“Amor de marinheiro
é amor de meia hora,
quando o navio suspende os ferros
o marinheiro vai embora.”
(Canção do repertório popular que integra a Marujada)
O acreano Aldenor da Costa Souza tinha apenas oito anos quando conheceu a Marujada, em Cruzeiro do Sul. “Eu ouvia cada música duas, três vezes e já aprendia”, relata, referindo-se às marchas, sambas, cocos e valsas que compõem a manifestação folclórica levada ao Vale do Juruá pelo amazonense Osvaldo “Galego” em meados do século passado.
Fazem parte da brincadeira canto, dança e dramatização, com acompanhamento de banda: piston, banjo, violão, pandeiro e tambor grave são os instrumentos primordiais. Durante uma hora, é narrada uma rebelião dentro de um navio, do imediato contra o comandante, que por sua vez o repreende e ameaça jogá-lo ao mar. Nesse momento, como sinal divino, precipita-se sobre eles uma terrível tempestade. Assustados, todos se ajoelham e rezam a Nossa Senhora, a Jesus e José, pedindo clemência. A tempestade acaba e a ordem é reestabelecida.
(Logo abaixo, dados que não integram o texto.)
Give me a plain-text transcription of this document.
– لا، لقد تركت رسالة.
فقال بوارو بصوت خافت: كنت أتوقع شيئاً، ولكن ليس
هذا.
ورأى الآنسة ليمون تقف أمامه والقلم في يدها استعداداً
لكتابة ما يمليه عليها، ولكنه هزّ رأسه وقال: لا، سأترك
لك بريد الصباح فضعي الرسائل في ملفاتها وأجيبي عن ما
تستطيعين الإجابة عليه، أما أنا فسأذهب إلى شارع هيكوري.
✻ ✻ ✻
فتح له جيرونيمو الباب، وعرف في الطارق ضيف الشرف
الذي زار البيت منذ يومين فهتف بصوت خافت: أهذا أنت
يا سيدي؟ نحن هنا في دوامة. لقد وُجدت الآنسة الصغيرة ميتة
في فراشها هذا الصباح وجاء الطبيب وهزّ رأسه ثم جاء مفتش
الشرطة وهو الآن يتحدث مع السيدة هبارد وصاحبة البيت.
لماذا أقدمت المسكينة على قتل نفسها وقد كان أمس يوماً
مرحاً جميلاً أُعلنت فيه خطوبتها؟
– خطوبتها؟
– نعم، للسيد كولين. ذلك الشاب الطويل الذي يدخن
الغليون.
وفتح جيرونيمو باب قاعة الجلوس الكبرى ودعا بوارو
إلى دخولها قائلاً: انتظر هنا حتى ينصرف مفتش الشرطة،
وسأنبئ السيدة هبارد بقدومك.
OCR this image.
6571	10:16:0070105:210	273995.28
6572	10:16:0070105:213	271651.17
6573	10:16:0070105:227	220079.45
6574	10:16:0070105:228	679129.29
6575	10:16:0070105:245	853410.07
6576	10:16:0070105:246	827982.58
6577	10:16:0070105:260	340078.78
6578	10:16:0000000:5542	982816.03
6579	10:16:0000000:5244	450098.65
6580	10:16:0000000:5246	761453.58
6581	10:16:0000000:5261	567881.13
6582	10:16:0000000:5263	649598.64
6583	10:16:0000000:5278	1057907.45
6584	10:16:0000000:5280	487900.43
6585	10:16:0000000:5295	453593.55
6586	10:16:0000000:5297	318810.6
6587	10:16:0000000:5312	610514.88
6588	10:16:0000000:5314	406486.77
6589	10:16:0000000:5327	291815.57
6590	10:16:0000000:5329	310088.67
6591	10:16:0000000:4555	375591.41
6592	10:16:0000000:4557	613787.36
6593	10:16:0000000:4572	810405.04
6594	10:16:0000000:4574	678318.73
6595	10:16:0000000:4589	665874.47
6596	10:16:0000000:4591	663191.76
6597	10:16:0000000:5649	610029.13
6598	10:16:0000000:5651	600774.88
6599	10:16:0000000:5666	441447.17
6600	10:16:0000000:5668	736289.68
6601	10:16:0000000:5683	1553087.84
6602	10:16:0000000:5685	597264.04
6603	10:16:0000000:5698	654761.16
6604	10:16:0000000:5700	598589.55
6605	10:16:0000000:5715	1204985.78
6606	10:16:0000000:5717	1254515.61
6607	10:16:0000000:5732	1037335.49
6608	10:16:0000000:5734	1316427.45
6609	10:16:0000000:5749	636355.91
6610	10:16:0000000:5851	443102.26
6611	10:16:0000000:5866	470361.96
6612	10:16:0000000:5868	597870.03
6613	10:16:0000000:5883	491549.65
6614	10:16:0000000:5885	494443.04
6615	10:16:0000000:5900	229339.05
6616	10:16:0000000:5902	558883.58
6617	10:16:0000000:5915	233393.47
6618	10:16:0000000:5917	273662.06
A Marujada é observada em várias regiões do Brasil e normalmente traz a memória do tráfico negreiro. Em cada local apresenta características peculiares; no Acre, não tem caráter predominantemente religioso e é realizada, basicamente, no Carnaval. “Antigamente a gente brincava em 30 casas nas três noites”, lembra Aldenor.
Ao longo da folia momesca, o Brig Esperança, grupo de Osvaldo, Aldenor e de Chico do Bruno, falecido em 2015, fazia visitas às moradas nas quais era convidado a se apresentar, costume que remonta à tradição da Folia de Reis e da Festa do Divino. A agremiação contava com até 30 brincantes. “Hoje não tem mais isso”, assinala Aldenor, que se preocupa com a manutenção desse patrimônio cultural do estado. “Os jovens gostam de outras coisas”, lamenta.
O pesquisador da musicalidade tradicional do Acre, Alexandre Anselmo dos Santos, que também é músico do Brig Esperança, pondera: “Uma das dificuldades para se manter essa tradição é que a Marujada não é algo simples de se transmitir. É uma ópera, uma obra de arte complexa, que leva anos para ser aprendida”, analisa. “Para se ter uma ideia, tem uma música chamada “O Gajeiro”, que só pode ser cantada por uma criança, no personagem de marinheiro mirim. Então o grupo precisa sempre ter essa criança preparada para o papel, o que nem sempre é fácil”, explica.
Aos 75 anos, Aldenor dedicou boa parte de sua vida buscando consolidar esse fazer cultural. Mesmo quando, jovem, casou-se e foi viver no alto Juruá, nunca deixou de ser “marujo”, ia sempre que podia a Cruzeiro do Sul: “Eu sempre gostei da Marujada. Eu acho muito bom, e a gente tem que fazer o que gosta”.
Foi nessa época que desenvolveu outra habilidade, que sempre representou o seu ganha-pão: “Criei meus filhos cortando seringa. Fiquei famoso como seringueiro, ‘fiz’ 800 quilos no primeiro ano. Um dia, um camarada me perguntou como eu conseguia e eu respondi: ‘Você tem que se virar, dar seus pulos’”.
Agenda
Neste Carnaval, a Marujada irá se apresentar no dia 27, às 18h, na praça do Novo Mercado Velho, em Rio Branco.